His comments to the Business Insider website and dismissal of diversity activist Cindy Gallop (a former top executive at advertising firm Bartle Bogle Hegarty) came across as arrogant and out of touch.
Gallop is no shrinking violet. She told the Guardian newspaper that Roberts' view that women were happy not to rise to the industry's upper ranks was "absolute f*****g bollocks".
Some in advertising thought Roberts was a genius. Others from the outside reckoned he made a career out of stating the obvious. In my opinion, for someone who promoted New Zealand, his personal shtick seemed the antithesis of our self-image.
Activism & politics
KR's crime - much debated in the advertising and media industries this week - was to publicly claim that Saatchi & Saatchi did not have a problem with gender diversity.
Also, he argued that many women wanted to focus on their advertising craft rather than climbing the corporate ladder.
It was a genuinely held opinion that not everyone in the industry would disagree with, but it ignored the fraught politics and activism involved in the move to gender diversity, all amid growing complaints about an old boys' network.
An Englishman who was assistant brand manager of Mary Quant in the 1960s, Roberts held senior positions with giant corporations Procter and Gamble and PepsiCo. From 1989 to 1997 he was chief operating officer at the comparatively tiny Lion Nathan, a client of Saatchi & Saatchi.

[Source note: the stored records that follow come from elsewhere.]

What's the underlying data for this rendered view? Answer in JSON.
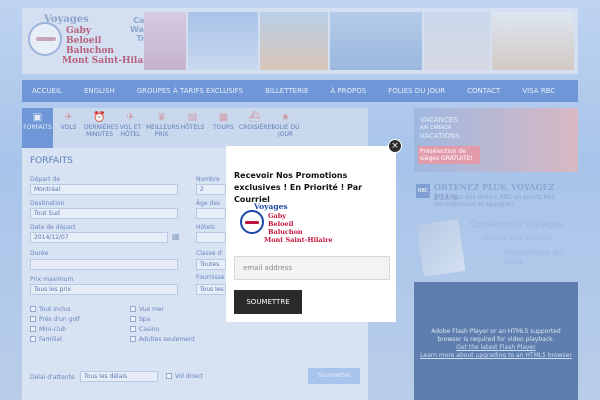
{
  "header": {
    "logo_lines": [
      "Voyages",
      "Gaby",
      "Beloeil",
      "Baluchon",
      "Mont Saint-Hilaire"
    ],
    "partner_lines": [
      "Carlson",
      "Wagonlit",
      "Travel"
    ]
  },
  "nav": [
    "ACCUEIL",
    "ENGLISH",
    "GROUPES À TARIFS EXCLUSIFS",
    "BILLETTERIE",
    "À PROPOS",
    "FOLIES DU JOUR",
    "CONTACT",
    "VISA RBC"
  ],
  "tabs": [
    {
      "label": "FORFAITS",
      "icon": "suitcase-icon",
      "active": true
    },
    {
      "label": "VOLS",
      "icon": "plane-icon"
    },
    {
      "label": "DERNIÈRES MINUTES",
      "icon": "alarm-clock-icon"
    },
    {
      "label": "VOL ET HÔTEL",
      "icon": "plane-hotel-icon"
    },
    {
      "label": "MEILLEURS PRIX",
      "icon": "trophy-icon"
    },
    {
      "label": "HÔTELS",
      "icon": "hotel-icon"
    },
    {
      "label": "TOURS",
      "icon": "bus-icon"
    },
    {
      "label": "CROISIÈRES",
      "icon": "ship-icon"
    },
    {
      "label": "FOLIE DU JOUR",
      "icon": "star-icon"
    }
  ],
  "form": {
    "title": "FORFAITS",
    "depart_label": "Départ de",
    "depart_value": "Montréal",
    "destination_label": "Destination",
    "destination_value": "Tout Sud",
    "date_label": "Date de départ",
    "date_value": "2014/12/07",
    "duree_label": "Durée",
    "prix_label": "Prix maximum",
    "prix_value": "Tous les prix",
    "nombre_label": "Nombre",
    "nombre_value": "2",
    "age_label": "Âge des",
    "hotels_label": "Hôtels",
    "classe_label": "Classe d'",
    "classe_value": "Toutes",
    "fournisseur_label": "Fournisse",
    "fournisseur_value": "Tous les",
    "checkboxes": [
      "Tout inclus",
      "Vue mer",
      "Près d'un golf",
      "Spa",
      "Mini-club",
      "Casino",
      "Familial",
      "Adultes seulement"
    ],
    "delai_label": "Délai d'attente",
    "delai_value": "Tous les délais",
    "vol_direct": "Vol direct",
    "submit": "Soumettre"
  },
  "ads": {
    "vacations_lines": [
      "VACANCES",
      "AIR CANADA",
      "VACATIONS"
    ],
    "vacations_badge": "Présélection de sièges GRATUITE!",
    "rbc_title": "OBTENEZ PLUS, VOYAGEZ PLUS",
    "rbc_sub": "Échangez des dollars RBC en points RBC Récompenses et épargnez",
    "rbc_logo": "RBC",
    "conf_title": "Conférence Voyages",
    "conf_sub": "Horaire des soirées!",
    "conf_cta": "Inscriptions en ligne"
  },
  "flash": {
    "message": "Adobe Flash Player or an HTML5 supported browser is required for video playback.",
    "link1": "Get the latest Flash Player",
    "link2": "Learn more about upgrading to an HTML5 browser"
  },
  "modal": {
    "title": "Recevoir Nos Promotions exclusives ! En Priorité ! Par Courriel",
    "logo_lines": [
      "Voyages",
      "Gaby",
      "Beloeil",
      "Baluchon",
      "Mont Saint-Hilaire"
    ],
    "email_placeholder": "email address",
    "submit": "SOUMETTRE",
    "close": "×"
  }
}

Local Saatchi executives were impressed, recommended him to head office, and he took over as CEO of Saatchi Worldwide in 2007.
He exits Saatchi amid a period of rapid change - socially, in marketing and in business generally. There have been a series of scandals over sexual harassment and a campaign against a persistent culture that shuts women out of top advertising jobs.
In my view, Roberts came across as old fashioned and paternalistic.
The PR view
Public relations consultant Deborah Pead - whose client My Food Bag is chaired by Roberts - said his public comments showed a lack of judgment.
Speaking before his resignation, she said Roberts was a scapegoat for the wider ad industry and its failings over diversity.
Mango PR managing director Claudia Macdonald said Roberts had shown he was out of touch with the spirit of the times. "Most of us know that diversity is a hot topic right now, and if he knew that he could have predicted the fallout," she said.
"Or did he think he was above censure and could say what he liked with impunity?"
Bell on the ball
Controversially, Roberts was once a board member at Telecom, a Saatchi client, an appointment that drew intense criticism from other agencies.
Once New Zealand's dominant ad agency, Saatchi & Saatchi NZ drifted from greatness and several key accounts left.
To revive its fortunes, Roberts installed a new chief executive, Nicola Bell, a New Zealander who had risen through the ranks of international advertising to become a partner at Ogilvy in New York.
Bell - who has since left after six years to be the managing director at the R/GA agency in Los Angeles - is regarded as having rebuilt the agency. Ironically, she has also taken a role in criticising advertising's lack of gender diversity, lamenting that things have gone backwards.
Bell's comments on YouTube refer to some of the issues that led to Roberts' departure. Have a look here: tinyurl.com/jgv82u9
Mad Men
Where does New Zealand fit into the global scheme when it comes to diversity? One senior marketing person at a major corporate, who has spent a career dealing with ad agencies, told me there was still a problem with a "boys' club" culture that excluded women, particularly in creative departments. "it's ironic because you'd think they were the most aware people around town" said the marketer, who insisted on anonymity.
"Culturally not a lot has changed since Mad Men - but they don't drink in the morning."
Traditionally, women have been channelled into the media buying aspect and shut out of roles managing accounts and higher management.
Roberts may have been trying to express some nuances in women's approach to ambition. But he was always going to get short shrift in the midst of the diversity campaign.